Joshua Chatraw (PhD, Southeastern Baptist Theological Seminary) serves as the director for New City Fellows and the Resident Theologian at Holy Trinity Anglican Church in Raleigh, North Carolina. His books include Apologetics at the Cross, Cultural Engagement, Truth in a Culture of Doubt, and Truth Matters. He is a fellow with the Center for Pastor Theologians and has served in both pastoral and academic posts during his ministry.
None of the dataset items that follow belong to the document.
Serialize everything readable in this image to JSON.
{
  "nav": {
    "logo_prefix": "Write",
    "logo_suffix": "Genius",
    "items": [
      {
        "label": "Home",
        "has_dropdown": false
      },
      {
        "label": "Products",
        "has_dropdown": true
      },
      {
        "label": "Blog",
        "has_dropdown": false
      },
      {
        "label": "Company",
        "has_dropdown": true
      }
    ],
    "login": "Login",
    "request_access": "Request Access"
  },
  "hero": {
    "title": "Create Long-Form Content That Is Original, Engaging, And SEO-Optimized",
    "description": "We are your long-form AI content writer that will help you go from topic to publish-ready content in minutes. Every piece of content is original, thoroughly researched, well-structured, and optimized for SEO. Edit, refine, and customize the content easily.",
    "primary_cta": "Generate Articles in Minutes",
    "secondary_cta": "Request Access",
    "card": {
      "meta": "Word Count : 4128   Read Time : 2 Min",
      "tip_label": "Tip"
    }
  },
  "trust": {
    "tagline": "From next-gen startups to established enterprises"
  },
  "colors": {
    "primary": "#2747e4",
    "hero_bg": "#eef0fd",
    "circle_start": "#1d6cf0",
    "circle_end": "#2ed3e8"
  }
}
Mark D. Allen (Ph.D., University of Notre Dame, D.Min. Gordon-Conwell Theological Seminary) serves as the Chair of Liberty University’s Biblical and Theological Studies Department and the Director of the Greek Program. His Ph.D. from Notre Dame focused on Christianity and Judaism in antiquity and his dissertation dealt with Old Testament critical scholarship. Mark brings twenty years of church planting and pastoral experience.